Supported environment variables for images:

- `REPLICATE_API_TOKEN` - Your Replicate API key.
- `REPLICATE_API_KEY` - An alternative to `REPLICATE_API_TOKEN` for your API key.

:::warning
**Important:** Replicate image URLs are temporary and typically expire after 24 hours. If you need to preserve generated images, download them immediately or use the automated download hook described below.
:::

## Downloading Generated Images

Since Replicate image URLs expire, you may want to automatically download and save images during evaluation.

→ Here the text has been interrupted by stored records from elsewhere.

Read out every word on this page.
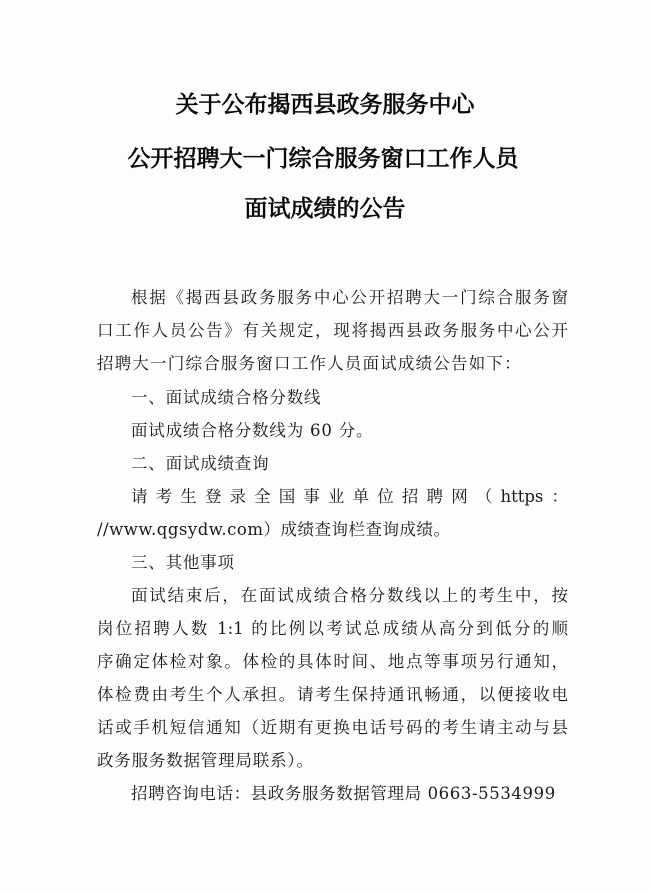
关于公布揭西县政务服务中心
公开招聘大一门综合服务窗口工作人员
面试成绩的公告
根据《揭西县政务服务中心公开招聘大一门综合服务窗
口工作人员公告》有关规定，现将揭西县政务服务中心公开
招聘大一门综合服务窗口工作人员面试成绩公告如下：
一、面试成绩合格分数线
面试成绩合格分数线为 60 分。
二、面试成绩查询
请考生登录全国事业单位招聘网（https：
//www.qgsydw.com）成绩查询栏查询成绩。
三、其他事项
面试结束后，在面试成绩合格分数线以上的考生中，按
岗位招聘人数 1:1 的比例以考试总成绩从高分到低分的顺
序确定体检对象。体检的具体时间、地点等事项另行通知，
体检费由考生个人承担。请考生保持通讯畅通，以便接收电
话或手机短信通知（近期有更换电话号码的考生请主动与县
政务服务数据管理局联系）。
招聘咨询电话：县政务服务数据管理局 0663-5534999
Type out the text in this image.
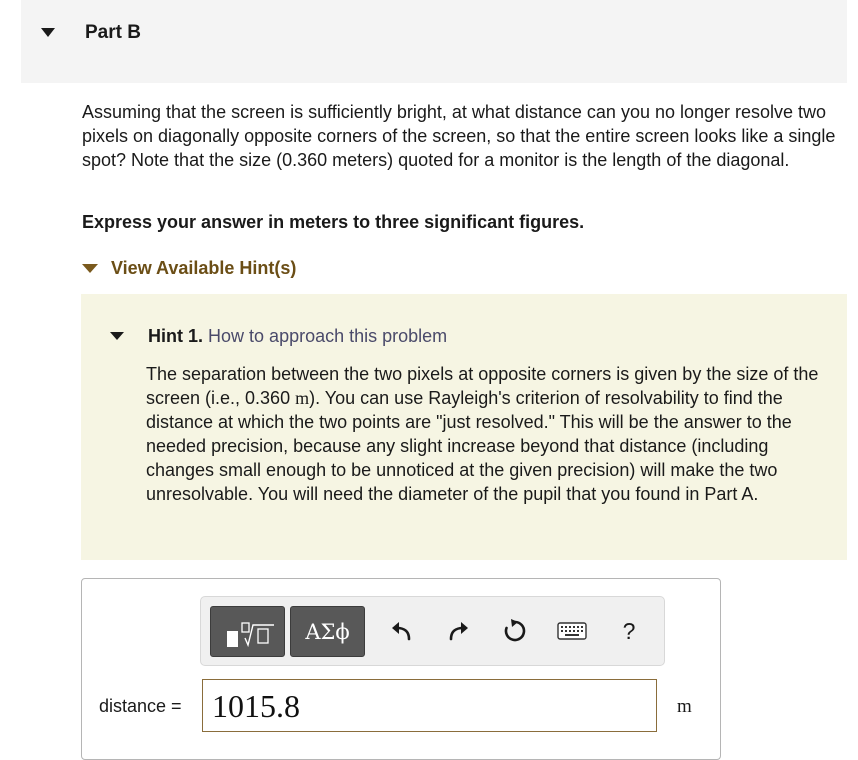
Part B
Assuming that the screen is sufficiently bright, at what distance can you no longer resolve two pixels on diagonally opposite corners of the screen, so that the entire screen looks like a single spot? Note that the size (0.360 meters) quoted for a monitor is the length of the diagonal.
Express your answer in meters to three significant figures.
View Available Hint(s)
Hint 1. How to approach this problem
The separation between the two pixels at opposite corners is given by the size of the screen (i.e., 0.360 m). You can use Rayleigh's criterion of resolvability to find the distance at which the two points are "just resolved." This will be the answer to the needed precision, because any slight increase beyond that distance (including changes small enough to be unnoticed at the given precision) will make the two unresolvable. You will need the diameter of the pupil that you found in Part A.
ΑΣϕ	?
distance = 1015.8	m
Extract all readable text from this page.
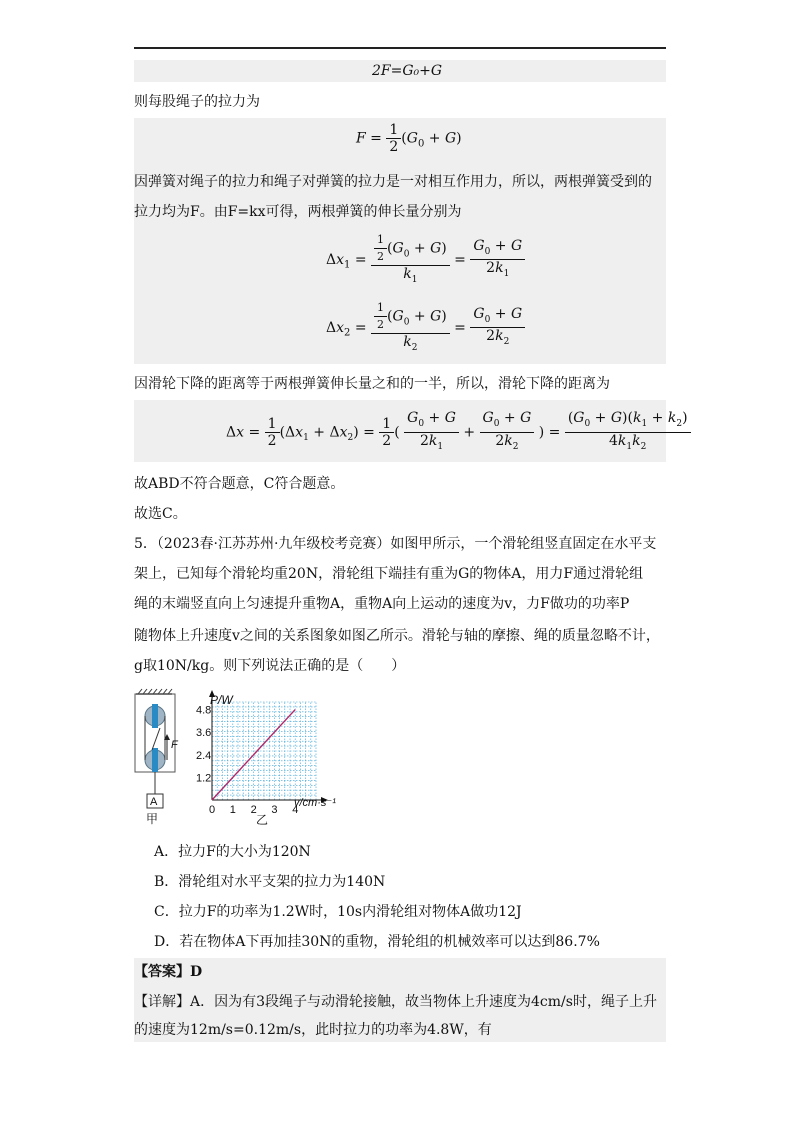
2F=G₀+G
则每股绳子的拉力为
$F = \frac{1}{2} (G_0 + G)$
因弹簧对绳子的拉力和绳子对弹簧的拉力是一对相互作用力，所以，两根弹簧受到的
拉力均为F。由F=kx可得，两根弹簧的伸长量分别为
$\Delta x_1 = \frac{\frac{1}{2} (G_0 + G)}{k_1} = \frac{G_0 + G}{2k_1}$
$\Delta x_2 = \frac{\frac{1}{2} (G_0 + G)}{k_2} = \frac{G_0 + G}{2k_2}$
因滑轮下降的距离等于两根弹簧伸长量之和的一半，所以，滑轮下降的距离为
$\Delta x = \frac{1}{2} (\Delta x_1 + \Delta x_2) = \frac{1}{2}$ ( $\frac{G_0 + G}{2k_1} + \frac{G_0 + G}{2k_2}$ ) = $\frac{(G_0 + G)(k_1 + k_2)}{4k_1k_2}$
故ABD不符合题意，C符合题意。
故选C。
5．（2023春·江苏苏州·九年级校考竞赛）如图甲所示，一个滑轮组竖直固定在水平支
架上，已知每个滑轮均重20N，滑轮组下端挂有重为G的物体A，用力F通过滑轮组
绳的末端竖直向上匀速提升重物A，重物A向上运动的速度为v，力F做功的功率P
随物体上升速度v之间的关系图象如图乙所示。滑轮与轴的摩擦、绳的质量忽略不计，
g取10N/kg。则下列说法正确的是（　　）
F
A
甲
0 1 2 3 4
1.2
2.4
3.6
4.8
P/W
v/cm·s⁻¹
乙
A．拉力F的大小为120N
B．滑轮组对水平支架的拉力为140N
C．拉力F的功率为1.2W时，10s内滑轮组对物体A做功12J
D．若在物体A下再加挂30N的重物，滑轮组的机械效率可以达到86.7%
【答案】D
【详解】A．因为有3段绳子与动滑轮接触，故当物体上升速度为4cm/s时，绳子上升
的速度为12m/s=0.12m/s，此时拉力的功率为4.8W，有
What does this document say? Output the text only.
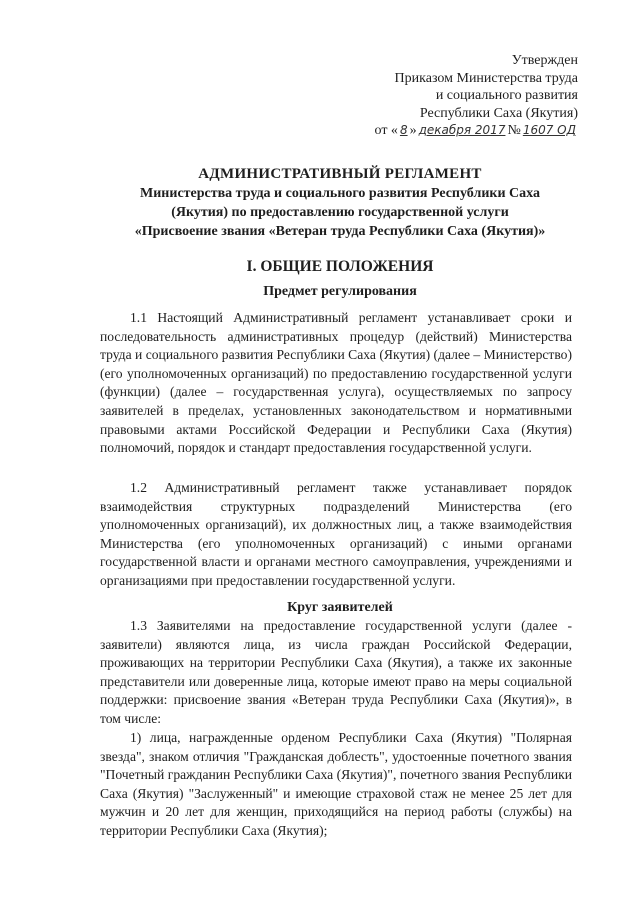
Утвержден
Приказом Министерства труда
и социального развития
Республики Саха (Якутия)
от « 8 » декабря 2017 № 1607 ОД
АДМИНИСТРАТИВНЫЙ РЕГЛАМЕНТ
Министерства труда и социального развития Республики Саха
(Якутия) по предоставлению государственной услуги
«Присвоение звания «Ветеран труда Республики Саха (Якутия)»
I. ОБЩИЕ ПОЛОЖЕНИЯ
Предмет регулирования

1.1 Настоящий Административный регламент устанавливает сроки и последовательность административных процедур (действий) Министерства труда и социального развития Республики Саха (Якутия) (далее – Министерство) (его уполномоченных организаций) по предоставлению государственной услуги (функции) (далее – государственная услуга), осуществляемых по запросу заявителей в пределах, установленных законодательством и нормативными правовыми актами Российской Федерации и Республики Саха (Якутия) полномочий, порядок и стандарт предоставления государственной услуги.

1.2 Административный регламент также устанавливает порядок взаимодействия структурных подразделений Министерства (его уполномоченных организаций), их должностных лиц, а также взаимодействия Министерства (его уполномоченных организаций) с иными органами государственной власти и органами местного самоуправления, учреждениями и организациями при предоставлении государственной услуги.

Круг заявителей

1.3 Заявителями на предоставление государственной услуги (далее - заявители) являются лица, из числа граждан Российской Федерации, проживающих на территории Республики Саха (Якутия), а также их законные представители или доверенные лица, которые имеют право на меры социальной поддержки: присвоение звания «Ветеран труда Республики Саха (Якутия)», в том числе:

1) лица, награжденные орденом Республики Саха (Якутия) "Полярная звезда", знаком отличия "Гражданская доблесть", удостоенные почетного звания "Почетный гражданин Республики Саха (Якутия)", почетного звания Республики Саха (Якутия) "Заслуженный" и имеющие страховой стаж не менее 25 лет для мужчин и 20 лет для женщин, приходящийся на период работы (службы) на территории Республики Саха (Якутия);
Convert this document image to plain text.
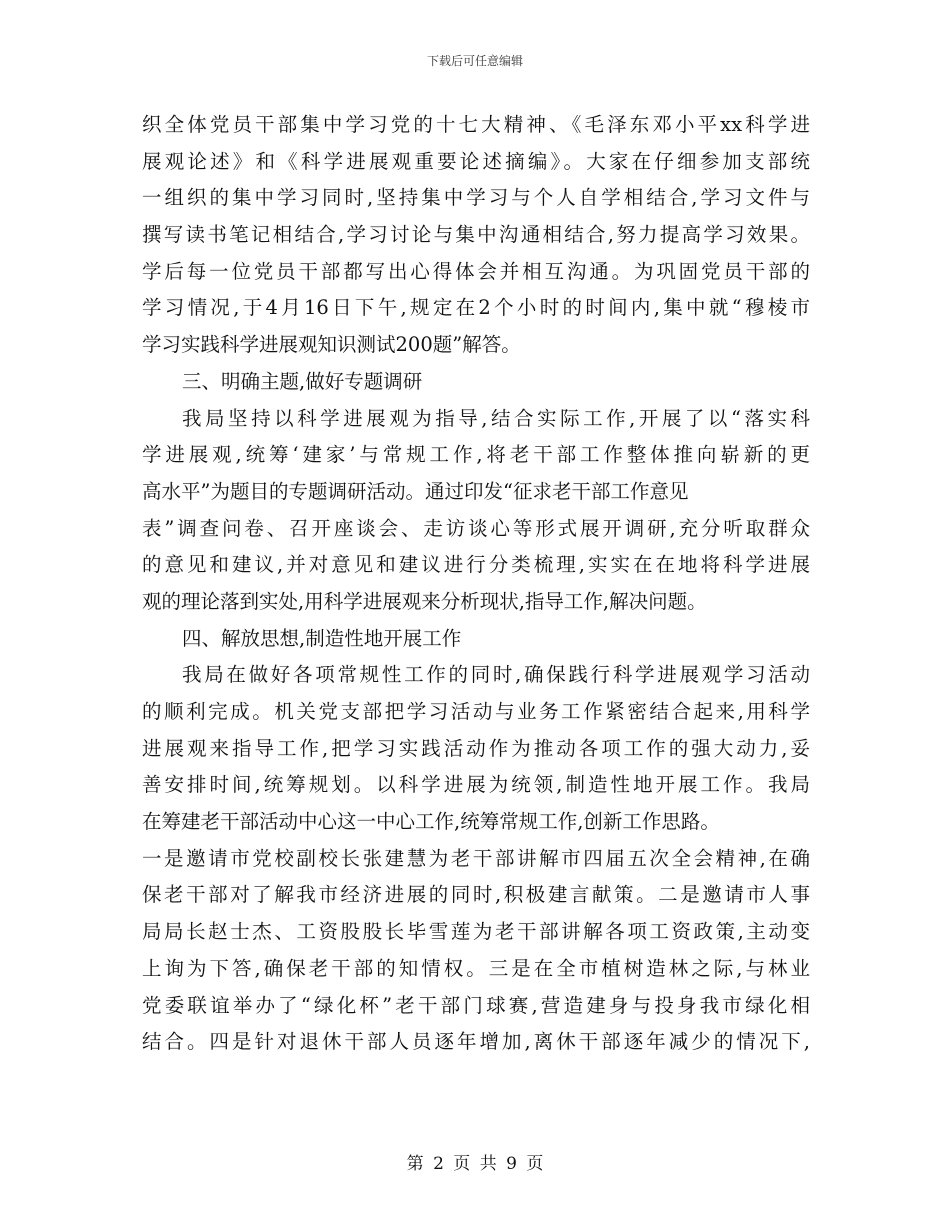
下载后可任意编辑
织全体党员干部集中学习党的十七大精神、《毛泽东邓小平xx科学进
展观论述》和《科学进展观重要论述摘编》。大家在仔细参加支部统
一组织的集中学习同时,坚持集中学习与个人自学相结合,学习文件与
撰写读书笔记相结合,学习讨论与集中沟通相结合,努力提高学习效果。
学后每一位党员干部都写出心得体会并相互沟通。为巩固党员干部的
学习情况,于4月16日下午,规定在2个小时的时间内,集中就“穆棱市
学习实践科学进展观知识测试200题”解答。
三、明确主题,做好专题调研
我局坚持以科学进展观为指导,结合实际工作,开展了以“落实科
学进展观,统筹‘建家’与常规工作,将老干部工作整体推向崭新的更
高水平”为题目的专题调研活动。通过印发“征求老干部工作意见
表”调查问卷、召开座谈会、走访谈心等形式展开调研,充分听取群众
的意见和建议,并对意见和建议进行分类梳理,实实在在地将科学进展
观的理论落到实处,用科学进展观来分析现状,指导工作,解决问题。
四、解放思想,制造性地开展工作
我局在做好各项常规性工作的同时,确保践行科学进展观学习活动
的顺利完成。机关党支部把学习活动与业务工作紧密结合起来,用科学
进展观来指导工作,把学习实践活动作为推动各项工作的强大动力,妥
善安排时间,统筹规划。以科学进展为统领,制造性地开展工作。我局
在筹建老干部活动中心这一中心工作,统筹常规工作,创新工作思路。
一是邀请市党校副校长张建慧为老干部讲解市四届五次全会精神,在确
保老干部对了解我市经济进展的同时,积极建言献策。二是邀请市人事
局局长赵士杰、工资股股长毕雪莲为老干部讲解各项工资政策,主动变
上询为下答,确保老干部的知情权。三是在全市植树造林之际,与林业
党委联谊举办了“绿化杯”老干部门球赛,营造建身与投身我市绿化相
结合。四是针对退休干部人员逐年增加,离休干部逐年减少的情况下,
第 2 页 共 9 页
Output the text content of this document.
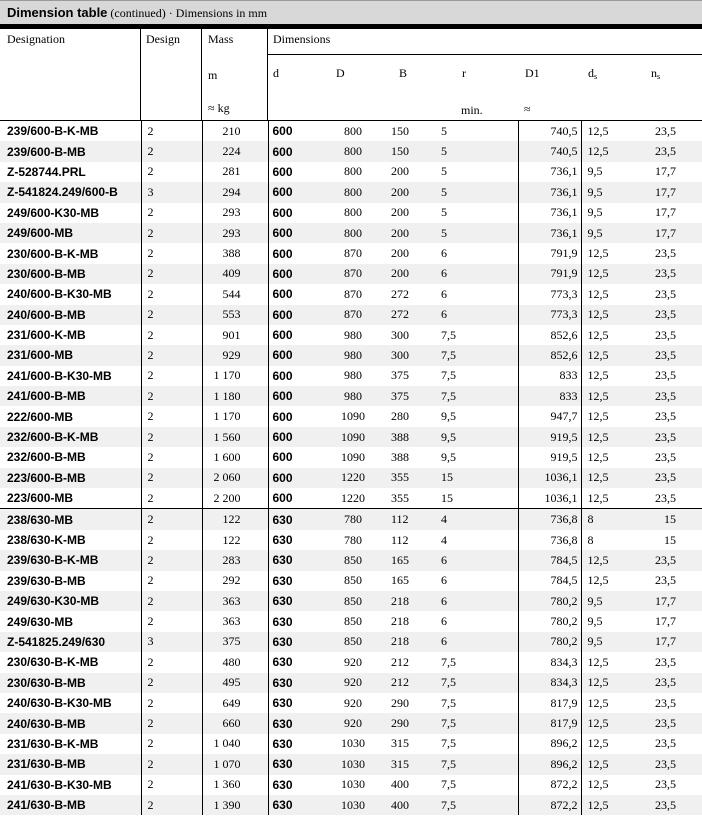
Dimension table (continued) · Dimensions in mm
Designation	Design Mass
m
≈ kg
Dimensions
d	D	B	r
min.
D1
≈
$d_s$	$n_s$
239/600-B-K-MB	2	210	600	800	150	5	740,5	12,5	23,5
239/600-B-MB	2	224	600	800	150	5	740,5	12,5	23,5
Z-528744.PRL	2	281	600	800	200	5	736,1	9,5	17,7
Z-541824.249/600-B	3	294	600	800	200	5	736,1	9,5	17,7
249/600-K30-MB	2	293	600	800	200	5	736,1	9,5	17,7
249/600-MB	2	293	600	800	200	5	736,1	9,5	17,7
230/600-B-K-MB	2	388	600	870	200	6	791,9	12,5	23,5
230/600-B-MB	2	409	600	870	200	6	791,9	12,5	23,5
240/600-B-K30-MB	2	544	600	870	272	6	773,3	12,5	23,5
240/600-B-MB	2	553	600	870	272	6	773,3	12,5	23,5
231/600-K-MB	2	901	600	980	300	7,5	852,6	12,5	23,5
231/600-MB	2	929	600	980	300	7,5	852,6	12,5	23,5
241/600-B-K30-MB	2	1 170	600	980	375	7,5	833	12,5	23,5
241/600-B-MB	2	1 180	600	980	375	7,5	833	12,5	23,5
222/600-MB	2	1 170	600	1090	280	9,5	947,7	12,5	23,5
232/600-B-K-MB	2	1 560	600	1090	388	9,5	919,5	12,5	23,5
232/600-B-MB	2	1 600	600	1090	388	9,5	919,5	12,5	23,5
223/600-B-MB	2	2 060	600	1220	355	15	1036,1	12,5	23,5
223/600-MB	2	2 200	600	1220	355	15	1036,1	12,5	23,5
238/630-MB	2	122	630	780	112	4	736,8	8	15
238/630-K-MB	2	122	630	780	112	4	736,8	8	15
239/630-B-K-MB	2	283	630	850	165	6	784,5	12,5	23,5
239/630-B-MB	2	292	630	850	165	6	784,5	12,5	23,5
249/630-K30-MB	2	363	630	850	218	6	780,2	9,5	17,7
249/630-MB	2	363	630	850	218	6	780,2	9,5	17,7
Z-541825.249/630	3	375	630	850	218	6	780,2	9,5	17,7
230/630-B-K-MB	2	480	630	920	212	7,5	834,3	12,5	23,5
230/630-B-MB	2	495	630	920	212	7,5	834,3	12,5	23,5
240/630-B-K30-MB	2	649	630	920	290	7,5	817,9	12,5	23,5
240/630-B-MB	2	660	630	920	290	7,5	817,9	12,5	23,5
231/630-B-K-MB	2	1 040	630	1030	315	7,5	896,2	12,5	23,5
231/630-B-MB	2	1 070	630	1030	315	7,5	896,2	12,5	23,5
241/630-B-K30-MB	2	1 360	630	1030	400	7,5	872,2	12,5	23,5
241/630-B-MB	2	1 390	630	1030	400	7,5	872,2	12,5	23,5
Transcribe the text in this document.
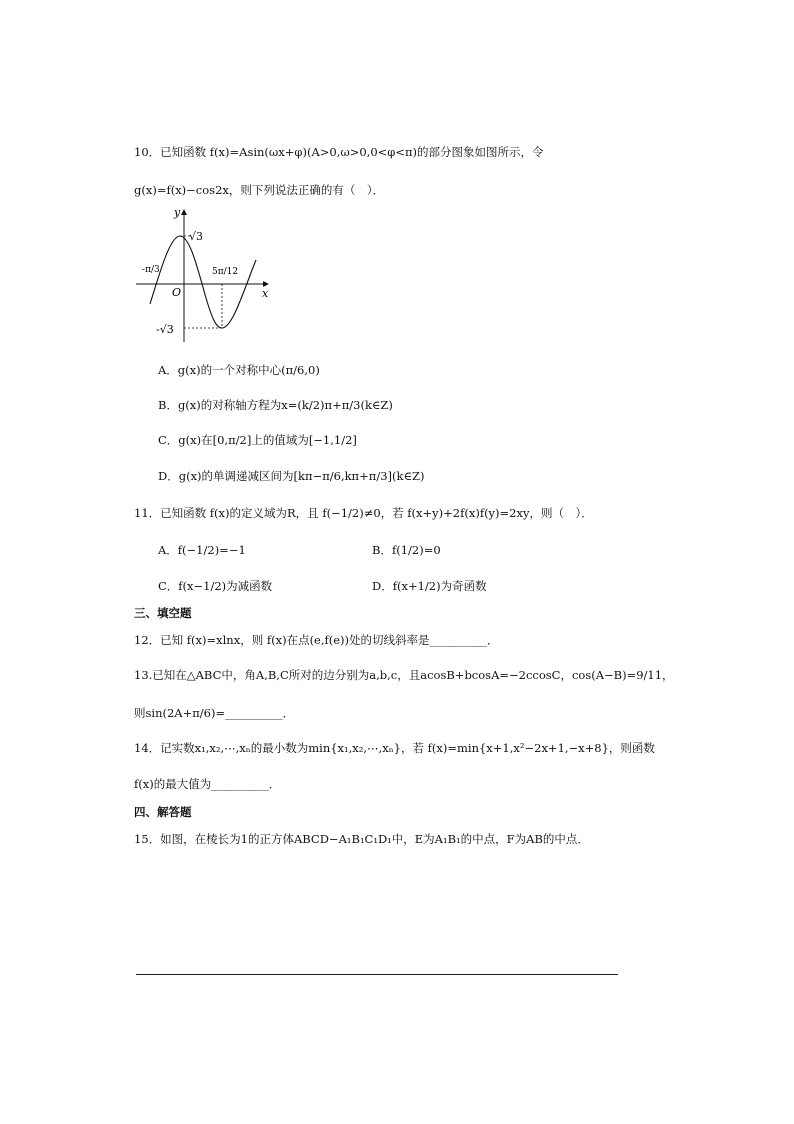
10．已知函数 f(x)=Asin(ωx+φ)(A>0,ω>0,0<φ<π)的部分图象如图所示，令
g(x)=f(x)−cos2x，则下列说法正确的有（　）．
y
x
O
√3
-√3
-π/3	5π/12
A．g(x)的一个对称中心(π/6,0)
B．g(x)的对称轴方程为x=(k/2)π+π/3(k∈Z)
C．g(x)在[0,π/2]上的值域为[−1,1/2]
D．g(x)的单调递减区间为[kπ−π/6,kπ+π/3](k∈Z)
11．已知函数 f(x)的定义域为R，且 f(−1/2)≠0，若 f(x+y)+2f(x)f(y)=2xy，则（　）．
A．f(−1/2)=−1	B．f(1/2)=0
C．f(x−1/2)为减函数	D．f(x+1/2)为奇函数
三、填空题
12．已知 f(x)=xlnx，则 f(x)在点(e,f(e))处的切线斜率是__________．
13.已知在△ABC中，角A,B,C所对的边分别为a,b,c，且acosB+bcosA=−2ccosC，cos(A−B)=9/11，
则sin(2A+π/6)=__________．
14．记实数x₁,x₂,⋯,xₙ的最小数为min{x₁,x₂,⋯,xₙ}，若 f(x)=min{x+1,x²−2x+1,−x+8}，则函数
f(x)的最大值为__________．
四、解答题
15．如图，在棱长为1的正方体ABCD−A₁B₁C₁D₁中，E为A₁B₁的中点，F为AB的中点．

You can use an `afterEach` hook for this purpose:

Create a file `save-images.js`:

```javascript
const fs = require('fs');
const path = require('path');

// For Node >= 20, fetch is available globally
const { fetch } = globalThis;

/**
 * Downloads and saves Replicate generated images after each test
 */
module.exports = {
  async hook(hookName, context) {
    // Only run for afterEach hook and when we have an output
    if (hookName !== 'afterEach') {
      return;
    }

    // Extract URL from markdown image format
    const output = context.result?.response?.output;
    if (!output || typeof output !== 'string') {
      return;
    }

    const match = output.match(/!\[.*?\]\((.*?)\)/);
    const imageUrl = match?.[1];
    if (!imageUrl || !imageUrl.includes('replicate.delivery')) {
      return;
    }

    try {
      // Create images directory if it doesn't exist
      const imagesDir = path.join(__dirname, 'images');
      await fs.promises.mkdir(imagesDir, { recursive: true });

      // Generate filename from test description and timestamp
      const testDesc = context.test.description || 'unnamed';
      const timestamp = new Date().toISOString().replace(/[:.]/g, '-');
      const sanitizedName = testDesc
        .replace(/[^a-z0-9\s-]/gi, '')
        .trim()
        .replace(/\s+/g, '-')
        .toLowerCase();
      const filename = `${sanitizedName}-${timestamp}.png`;
      const filepath = path.join(imagesDir, filename);

      // Download and save the image
      const response = await fetch(imageUrl);
      if (!response.ok) {
        throw new Error(`HTTP error: ${response.status}`);
      }

      const buffer = await response.arrayBuffer();
      await fs.promises.writeFile(filepath, Buffer.from(buffer));

      console.log(`✓ Saved image: ${filename}`);
    } catch (error) {
      console.error(`❌ Failed to save image: ${error.message}`);
    }
  },
};
```

Then reference it in your promptfoo configuration:

```yaml
# yaml-language-server: $schema=https://promptfoo.dev/config-schema.json
extensions:
  - file://save-images.js:hook

prompts:
  - 'Generate an image: {{subject}}'

providers:
  - replicate:image:black-forest-labs/flux-dev

tests:
  - vars:
      subject: a beautiful sunset over mountains
```

This hook will automatically download all generated images to an `images/` directory with descriptive filenames based on the test description and timestamp.